- Police: A male TSA officer signaled to a female officer when he found a man attractive
- Female officer would notify scanning machine a woman -- not a man -- was passing through
- Police: That would trigger an anomaly in groin area, leading male officer to grope passenger
Here's how police say the scheme worked: When the male TSA officer noticed a man he found attractive, he would alert a female TSA officer.
The female officer would then tell the screening machine that a female passenger -- not a male -- was walking through. And that information would trigger a machine to register an anomaly in the groin area, prompting the male TSA officer to pat down the passenger, police said, citing a TSA investigation.
But during the patdown, the male TSA officer used the palms of his hands to touch the passenger's front groin area and buttocks, which violates TSA policy.
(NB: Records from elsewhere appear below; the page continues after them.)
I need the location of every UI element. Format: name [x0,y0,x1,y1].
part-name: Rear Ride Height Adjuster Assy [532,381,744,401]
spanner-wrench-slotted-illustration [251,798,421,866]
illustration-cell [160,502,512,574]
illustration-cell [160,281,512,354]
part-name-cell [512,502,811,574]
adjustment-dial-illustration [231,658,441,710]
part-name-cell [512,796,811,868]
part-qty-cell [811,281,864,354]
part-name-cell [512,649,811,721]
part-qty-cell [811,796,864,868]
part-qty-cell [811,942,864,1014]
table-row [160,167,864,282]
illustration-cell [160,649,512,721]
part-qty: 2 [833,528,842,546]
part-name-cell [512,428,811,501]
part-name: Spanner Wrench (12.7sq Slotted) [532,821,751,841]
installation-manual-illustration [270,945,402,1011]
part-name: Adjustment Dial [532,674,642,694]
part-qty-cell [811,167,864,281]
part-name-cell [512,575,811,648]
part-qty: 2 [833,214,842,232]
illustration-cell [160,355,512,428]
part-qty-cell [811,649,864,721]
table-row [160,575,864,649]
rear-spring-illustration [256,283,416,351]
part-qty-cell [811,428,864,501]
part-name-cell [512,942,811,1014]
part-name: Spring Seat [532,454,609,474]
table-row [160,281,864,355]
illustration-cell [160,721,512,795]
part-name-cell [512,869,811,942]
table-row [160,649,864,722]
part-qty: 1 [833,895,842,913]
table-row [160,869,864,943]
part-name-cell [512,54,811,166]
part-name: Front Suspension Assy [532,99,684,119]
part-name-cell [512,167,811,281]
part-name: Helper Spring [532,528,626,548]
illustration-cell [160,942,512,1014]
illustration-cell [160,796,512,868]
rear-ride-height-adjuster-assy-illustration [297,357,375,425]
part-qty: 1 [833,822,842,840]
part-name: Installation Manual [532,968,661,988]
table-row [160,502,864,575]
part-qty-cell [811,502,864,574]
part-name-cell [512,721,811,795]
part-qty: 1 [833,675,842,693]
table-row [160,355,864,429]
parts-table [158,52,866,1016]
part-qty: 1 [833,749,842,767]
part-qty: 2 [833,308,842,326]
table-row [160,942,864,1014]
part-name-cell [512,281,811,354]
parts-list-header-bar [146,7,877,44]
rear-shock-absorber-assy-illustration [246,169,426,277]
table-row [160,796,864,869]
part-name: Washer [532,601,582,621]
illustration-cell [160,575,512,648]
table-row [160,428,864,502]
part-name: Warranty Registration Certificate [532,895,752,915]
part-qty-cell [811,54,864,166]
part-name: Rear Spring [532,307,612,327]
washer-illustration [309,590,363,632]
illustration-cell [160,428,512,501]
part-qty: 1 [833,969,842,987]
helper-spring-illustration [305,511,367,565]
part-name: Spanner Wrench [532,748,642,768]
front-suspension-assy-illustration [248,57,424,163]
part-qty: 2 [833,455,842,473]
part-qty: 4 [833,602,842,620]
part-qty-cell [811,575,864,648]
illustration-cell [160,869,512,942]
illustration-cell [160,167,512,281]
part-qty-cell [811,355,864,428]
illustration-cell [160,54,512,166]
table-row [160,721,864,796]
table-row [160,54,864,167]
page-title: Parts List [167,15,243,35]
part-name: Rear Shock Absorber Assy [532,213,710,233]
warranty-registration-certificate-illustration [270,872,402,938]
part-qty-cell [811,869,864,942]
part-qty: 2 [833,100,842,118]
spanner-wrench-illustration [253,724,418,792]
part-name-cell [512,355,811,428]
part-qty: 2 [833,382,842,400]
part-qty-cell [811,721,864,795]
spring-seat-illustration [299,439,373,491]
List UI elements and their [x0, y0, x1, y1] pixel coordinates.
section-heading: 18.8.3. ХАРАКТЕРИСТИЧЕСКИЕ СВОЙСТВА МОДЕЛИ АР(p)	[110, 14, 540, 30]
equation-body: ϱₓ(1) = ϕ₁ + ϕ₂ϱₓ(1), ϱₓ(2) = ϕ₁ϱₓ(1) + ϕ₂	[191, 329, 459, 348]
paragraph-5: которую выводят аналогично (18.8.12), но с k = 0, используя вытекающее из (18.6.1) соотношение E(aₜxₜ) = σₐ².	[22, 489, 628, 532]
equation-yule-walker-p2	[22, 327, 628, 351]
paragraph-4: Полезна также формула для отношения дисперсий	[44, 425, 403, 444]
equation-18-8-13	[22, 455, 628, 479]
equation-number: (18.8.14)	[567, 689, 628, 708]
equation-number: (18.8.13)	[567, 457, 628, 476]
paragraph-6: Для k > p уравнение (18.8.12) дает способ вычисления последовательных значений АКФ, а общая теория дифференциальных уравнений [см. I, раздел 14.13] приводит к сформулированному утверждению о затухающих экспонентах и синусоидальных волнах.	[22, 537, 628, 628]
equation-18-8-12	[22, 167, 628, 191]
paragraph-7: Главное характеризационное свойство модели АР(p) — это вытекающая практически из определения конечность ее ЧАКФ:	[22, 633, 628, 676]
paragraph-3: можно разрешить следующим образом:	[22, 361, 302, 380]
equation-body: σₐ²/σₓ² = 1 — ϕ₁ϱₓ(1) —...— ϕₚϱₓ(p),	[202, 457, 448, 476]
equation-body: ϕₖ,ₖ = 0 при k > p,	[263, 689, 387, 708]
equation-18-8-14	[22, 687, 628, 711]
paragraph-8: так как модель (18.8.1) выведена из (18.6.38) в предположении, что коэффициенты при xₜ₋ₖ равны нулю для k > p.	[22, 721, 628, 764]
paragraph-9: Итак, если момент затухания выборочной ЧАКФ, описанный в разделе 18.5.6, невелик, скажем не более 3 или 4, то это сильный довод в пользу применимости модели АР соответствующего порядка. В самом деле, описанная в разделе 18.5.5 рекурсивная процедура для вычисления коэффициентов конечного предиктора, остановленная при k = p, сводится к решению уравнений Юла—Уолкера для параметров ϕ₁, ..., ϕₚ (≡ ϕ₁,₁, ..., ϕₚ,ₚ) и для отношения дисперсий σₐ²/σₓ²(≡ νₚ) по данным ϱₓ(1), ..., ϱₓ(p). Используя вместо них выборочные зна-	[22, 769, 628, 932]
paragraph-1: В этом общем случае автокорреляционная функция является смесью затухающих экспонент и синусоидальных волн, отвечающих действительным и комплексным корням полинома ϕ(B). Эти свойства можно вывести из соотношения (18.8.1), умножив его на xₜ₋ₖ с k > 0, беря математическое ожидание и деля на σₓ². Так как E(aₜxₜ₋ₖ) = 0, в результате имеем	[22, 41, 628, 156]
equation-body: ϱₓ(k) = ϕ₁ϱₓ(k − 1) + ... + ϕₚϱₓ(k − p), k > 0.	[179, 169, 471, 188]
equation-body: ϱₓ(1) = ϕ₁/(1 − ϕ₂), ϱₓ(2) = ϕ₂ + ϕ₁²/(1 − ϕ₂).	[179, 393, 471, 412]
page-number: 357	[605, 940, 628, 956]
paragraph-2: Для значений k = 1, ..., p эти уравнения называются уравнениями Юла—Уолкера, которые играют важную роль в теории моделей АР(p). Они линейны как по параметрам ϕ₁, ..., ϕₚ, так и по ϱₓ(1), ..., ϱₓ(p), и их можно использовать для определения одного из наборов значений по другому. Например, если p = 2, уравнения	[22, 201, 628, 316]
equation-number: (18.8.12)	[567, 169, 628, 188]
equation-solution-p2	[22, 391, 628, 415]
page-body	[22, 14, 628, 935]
All this came to light after an anonymous tip from a TSA employee in November. The agency launched an investigation, and investigator Chris Higgins monitored the two TSA officers in question, Denver police said in a report.
Higgins watched the plan being carried out on February 9. He interviewed the female TSA officer, who said she had done this with her colleague at least 10 other times, police said.
Both of the TSA officers investigated have been fired, TSA special agent Charles Stone told police. Authorities did not release their names.
The TSA called the incident deplorable.
"These alleged acts are egregious and intolerable," the agency said in a written statement to CNN.
"All allegations of misconduct are thoroughly investigated by the agency. And when substantiated, employees are held accountable."
But it's unlikely criminal charges will be filed because there is no identifiable victim. The TSA said it has been trying to identify the passenger in the February incident but to no avail.
The TSA said no passengers have come forward with similar cases so far at the Denver airport.